As regional powers grow weary of the brutal, financially draining and unwinnable proxy wars driving the refugee crisis, Western leadership guided by liberal values can help provide sustainable solutions. These would include prioritizing efforts aimed at rapprochement between Iran and the Arab Gulf states in Syria and Yemen. More immediately, Western engagement could build on today’s strengthening security cooperation between Israel, Jordan and Egypt by promoting economic development and other human rights for Palestinians, thereby addressing one underlying source of their conflict with Israel. 

The Middle East desperately needs American and Western assistance to advance the interlinked human rights preconditions for longstanding stability. The viability of Western democracy, in turn, needs a peaceful Middle East as an essential step toward halting the global refugee crisis. To rebuild the international liberal order, the Democrats should embrace practical human rights proposals, rather than be complicit through disengagement. 

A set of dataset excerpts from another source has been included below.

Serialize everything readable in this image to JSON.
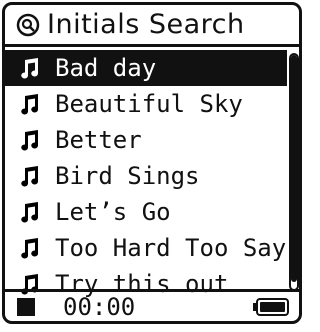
{
  "header": {
    "title": "Initials Search",
    "icon": "search-icon"
  },
  "songs": [
    {
      "label": "Bad day",
      "selected": true
    },
    {
      "label": "Beautiful Sky",
      "selected": false
    },
    {
      "label": "Better",
      "selected": false
    },
    {
      "label": "Bird Sings",
      "selected": false
    },
    {
      "label": "Let’s Go",
      "selected": false
    },
    {
      "label": "Too Hard Too Say",
      "selected": false
    },
    {
      "label": "Try this out",
      "selected": false
    }
  ],
  "scroll": {
    "visible_fraction": 0.97
  },
  "status": {
    "playback_icon": "stop-icon",
    "time": "00:00",
    "battery_icon": "battery-icon",
    "battery_level": 1.0
  }
}
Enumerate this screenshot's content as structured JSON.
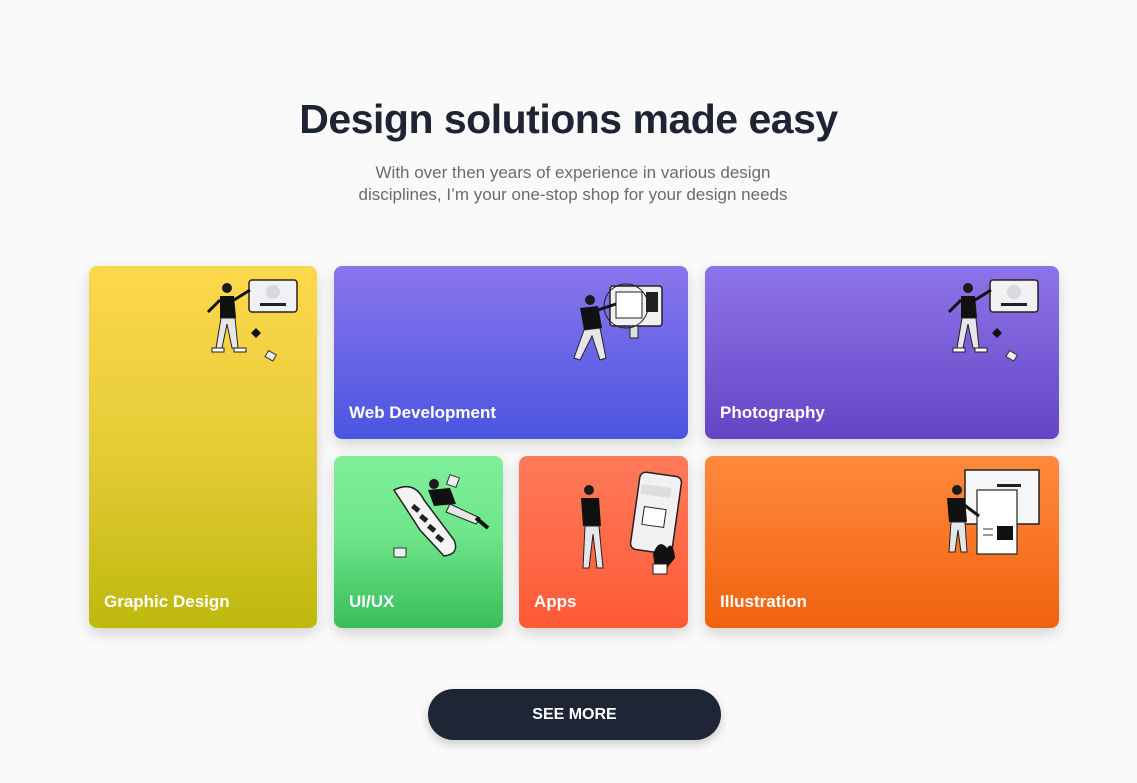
{
  "hero": {
    "title": "Design solutions made easy",
    "subtitle": "With over then years of experience in various design disciplines, I’m your one-stop shop for your design needs"
  },
  "cards": [
    {
      "id": "graphic-design",
      "label": "Graphic Design",
      "illustration": "person-presenting-illustration"
    },
    {
      "id": "web-development",
      "label": "Web Development",
      "illustration": "person-at-monitor-illustration"
    },
    {
      "id": "photography",
      "label": "Photography",
      "illustration": "person-presenting-illustration"
    },
    {
      "id": "ui-ux",
      "label": "UI/UX",
      "illustration": "person-with-filmstrip-illustration"
    },
    {
      "id": "apps",
      "label": "Apps",
      "illustration": "person-with-phone-illustration"
    },
    {
      "id": "illustration",
      "label": "Illustration",
      "illustration": "person-with-documents-illustration"
    }
  ],
  "cta": {
    "label": "SEE MORE"
  }
}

“The world will either move forward toward unity and widely shared prosperity,” cautioned Roosevelt, “or it will move apart.” The stakes are too high, and the world cannot afford to lose.   

Micheline Ishay is a distinguished professor at the University of Denver and director of the International Human Rights Program in its Josef Korbel School of International Studies. She is the author of “The Levant Express: The Arab Uprisings, Human Rights and the Future of the Middle East” (Yale University Press, August 2019).